Nomads
- Founded: 1977
- Founded by: Dennis Hines
- Founding location: Horowhenua
- Years active: 1977–present
- Territory: New Zealand
- Criminal activities: Drug dealing, theft, murder, Extortion
- Allies: Black Power, Head Hunters
- Rivals: Mongrel Mob

= New Zealand Nomads =

New Zealand criminal gang

The Nomads are a large organised criminal gang formed in the Horowhenua Wellington, New Zealand.

==History==
The Nomads were originally members of the Black Power, known as the "Black Power Nomads", before a large portion of the gang split and formed their own gang in 1977.

In 1997, tensions heated up with the Highway 61 gang and resulted in the murder of Nomad Malcom Munns.

In 2009, Nomads founder and President Dennis Hines died.

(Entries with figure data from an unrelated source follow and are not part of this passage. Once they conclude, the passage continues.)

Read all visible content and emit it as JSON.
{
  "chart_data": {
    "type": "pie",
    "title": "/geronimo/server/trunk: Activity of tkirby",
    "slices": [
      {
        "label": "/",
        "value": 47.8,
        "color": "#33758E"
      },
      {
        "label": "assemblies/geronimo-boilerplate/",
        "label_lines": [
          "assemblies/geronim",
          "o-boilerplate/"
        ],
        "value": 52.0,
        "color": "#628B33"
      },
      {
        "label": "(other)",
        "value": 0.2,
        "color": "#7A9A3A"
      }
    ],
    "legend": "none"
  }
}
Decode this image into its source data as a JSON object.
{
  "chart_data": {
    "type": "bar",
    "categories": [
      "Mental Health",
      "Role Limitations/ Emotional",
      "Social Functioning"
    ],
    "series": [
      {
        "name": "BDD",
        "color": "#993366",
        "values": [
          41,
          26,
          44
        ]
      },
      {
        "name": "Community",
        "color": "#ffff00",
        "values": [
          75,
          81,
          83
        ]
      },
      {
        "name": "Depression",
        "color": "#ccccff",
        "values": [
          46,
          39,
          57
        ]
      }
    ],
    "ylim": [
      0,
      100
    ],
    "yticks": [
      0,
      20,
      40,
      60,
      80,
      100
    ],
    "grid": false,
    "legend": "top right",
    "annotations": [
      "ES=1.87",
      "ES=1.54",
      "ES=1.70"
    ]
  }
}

He is the brother of senior Head Hunters member, William Hines.
He was imprisoned on a count of nearly 100 criminal convictions.

The gang had 103 members in prison in 2013.

Paul Rodgers (Porky Rimene) is the Nomad gang boss.

==Notable members==

- Dennis Hines - founder and long serving President, died 7 June 2009.
- Rex David Rimene - co-founder senior member president, died 8 August 2016
- Jack Whakatihi - Nomad President from 2009. Imprisoned 2012.
- Malcom Munns - murdered by the Highway 61 gang.
- Paul Rodgers (Porky Rimene) - jailed in 2012 for 15 years for supplying methamphetamine.
- Ji (Rex) Daley - Jailed in 2006 and 2020 for violent offending.